Un couple de hiboux freine l’implantation d’éolienne
La Voix du Nord du 3 janvier 2008
ESPECES PROTEGEES
Avesnois : un couple de hiboux freine l’implantation d’éolienne
Le seul couple de grands ducs de la région bloque la réalisation d’un parc éolien transfrontalier. Rien que ça. Mais le développement de l’énergie alternative ne pèse t-il pas plus lourd dans la balance écologique qu e deux oiseaux qui ne seront « a priori » pas menacés ? Une étude est en cours ; le préfet tranchera.
Il est là depuis trois ou quatre ans, ce couple de grands-ducs qui a élu domicile dans une carrière de Wallers en Fagne, dans l’Avesnois. Travaux d’extraction, bruit et poussière ne semblent pas les déranger plus que ça. Mais comme il s’agit du seul couple de cette espèce répertorié dans le Nord - Pas-de-Calais, il bénéficie, à juste titre, d’une protection spéciale.
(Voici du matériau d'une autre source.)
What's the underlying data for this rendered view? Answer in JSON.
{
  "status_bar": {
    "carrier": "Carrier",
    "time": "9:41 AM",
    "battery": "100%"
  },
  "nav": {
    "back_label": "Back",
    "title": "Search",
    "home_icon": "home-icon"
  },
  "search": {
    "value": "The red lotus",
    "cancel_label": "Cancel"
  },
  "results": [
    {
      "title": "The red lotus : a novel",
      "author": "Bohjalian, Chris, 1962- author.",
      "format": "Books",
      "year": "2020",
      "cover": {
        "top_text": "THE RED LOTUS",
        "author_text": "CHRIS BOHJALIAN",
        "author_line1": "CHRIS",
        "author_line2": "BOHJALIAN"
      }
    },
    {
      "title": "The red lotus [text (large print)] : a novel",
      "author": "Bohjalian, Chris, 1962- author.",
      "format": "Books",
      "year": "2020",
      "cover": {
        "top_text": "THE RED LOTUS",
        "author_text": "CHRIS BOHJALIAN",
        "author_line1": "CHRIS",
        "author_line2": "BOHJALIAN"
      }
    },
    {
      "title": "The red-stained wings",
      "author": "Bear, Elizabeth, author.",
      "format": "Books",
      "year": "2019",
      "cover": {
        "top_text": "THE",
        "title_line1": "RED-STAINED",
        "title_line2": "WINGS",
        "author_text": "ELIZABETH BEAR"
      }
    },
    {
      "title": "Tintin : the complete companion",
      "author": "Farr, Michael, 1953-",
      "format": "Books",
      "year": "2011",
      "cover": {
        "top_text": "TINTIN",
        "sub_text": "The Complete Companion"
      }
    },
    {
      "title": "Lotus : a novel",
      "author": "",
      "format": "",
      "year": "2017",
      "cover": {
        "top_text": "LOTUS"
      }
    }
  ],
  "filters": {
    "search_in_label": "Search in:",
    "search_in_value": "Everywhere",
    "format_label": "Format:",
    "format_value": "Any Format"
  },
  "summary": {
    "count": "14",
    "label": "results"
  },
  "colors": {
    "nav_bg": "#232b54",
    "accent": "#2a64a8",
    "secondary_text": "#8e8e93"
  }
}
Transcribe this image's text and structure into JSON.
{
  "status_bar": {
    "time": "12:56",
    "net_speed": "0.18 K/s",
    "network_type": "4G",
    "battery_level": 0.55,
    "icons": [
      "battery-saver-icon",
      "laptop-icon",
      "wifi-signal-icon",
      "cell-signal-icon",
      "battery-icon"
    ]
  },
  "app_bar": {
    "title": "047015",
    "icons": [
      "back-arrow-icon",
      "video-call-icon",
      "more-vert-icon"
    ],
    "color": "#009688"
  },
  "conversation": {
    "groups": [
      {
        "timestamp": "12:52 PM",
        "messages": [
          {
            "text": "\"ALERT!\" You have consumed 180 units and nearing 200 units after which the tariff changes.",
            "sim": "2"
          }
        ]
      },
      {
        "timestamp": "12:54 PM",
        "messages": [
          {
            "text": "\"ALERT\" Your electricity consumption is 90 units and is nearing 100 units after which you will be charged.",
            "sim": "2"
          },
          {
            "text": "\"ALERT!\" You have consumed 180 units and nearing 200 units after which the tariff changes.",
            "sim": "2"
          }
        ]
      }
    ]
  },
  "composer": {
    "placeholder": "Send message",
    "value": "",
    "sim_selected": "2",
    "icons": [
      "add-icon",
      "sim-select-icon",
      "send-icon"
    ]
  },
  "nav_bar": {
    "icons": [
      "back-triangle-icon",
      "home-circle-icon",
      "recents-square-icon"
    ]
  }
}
Or ce projet d’installation d’une douzaine d’éoliennes à quelques 500 mètres du nid inquiète certains scientifiques et autres amoureux de la nature. Ils craignent que les oiseaux soient dérangés par le bruit ; ou tués par l’une des pales en mouvement. Mais les dons Quichotte hostiles aux moulins à vent modernes sont moins nombreux que l’on pourrait le penser ... le président de l’association naturaliste Aubépine fait partie de ceux qui sont « pour les éoliennes ! Nous observons et rédigeons des rapports, c’est tout. Contrairement à ce que pensent ou font croire certains, on ne bloque pas, nous, ce projet d’installation. Nous y somme favorables à condition qu’on ne fasse pas n’importe quoi. Notre avis est pris en compte et le projet a été modifié à plusieurs reprises ».
Le dernier mot du Préfet
L’association a été contactée par la société Windvision, et il a été convenu avec la Parc Naturel Régional (PNR) de l’Avesnois de confier à l’association Aubépine une étude sur la quinzaine de carrières du secteur.
Pas tous sont pour les éoliennes... mais les dons Quichotte sont moins nombreux que l’on pourrait penser.
L’objectif premier étant de voir si d’autres grands-ducs y sont présents. Ce qui pourrait très bien être le cas puisque une cinquantaine d’individus auraient été recensée dans des carrières belges pas très loin... « à vol d’oiseau » !
S’il s’avère que le couple de Wallers n’est pas le seul en Avesnois, ce sera plutôt bon signe pour l’avenir du projet éolien. La prospection devrait se terminer en mars.
L’association Aubépine remettre ses conclusions au Parc Naturel Régional en mai. La direction régionale de l’environnement (DIREN) pourrait se baser sur les résultats de cette étude pour rendre son avis au préfet, seul à pouvoir valider ou rejeter le projet.
Feu vert Belge
De l’autre côté de la frontière, la région wallonne a d’ores et déjà donné son feu vert au projet qui porte sur l’installation de douze éoliennes, une moitié du côté belge et l’autre moitié sur le versant français.
Dans l’Avesnois, deux communes sont concernées par ce parc éolien : Ohain pour cinq machine et Wallers-en-Fagne pour la sixième.
Chacun de ces six moulins français, d’une hauteur (pales comprises) de 110 mètres, coûte 2 millions d’euros. La société Windvision, qui porte le projet, devrait versée une taxe foncière annuelle de100 000 euros, dont 60 000 euros pour la seule commune d’Ohain.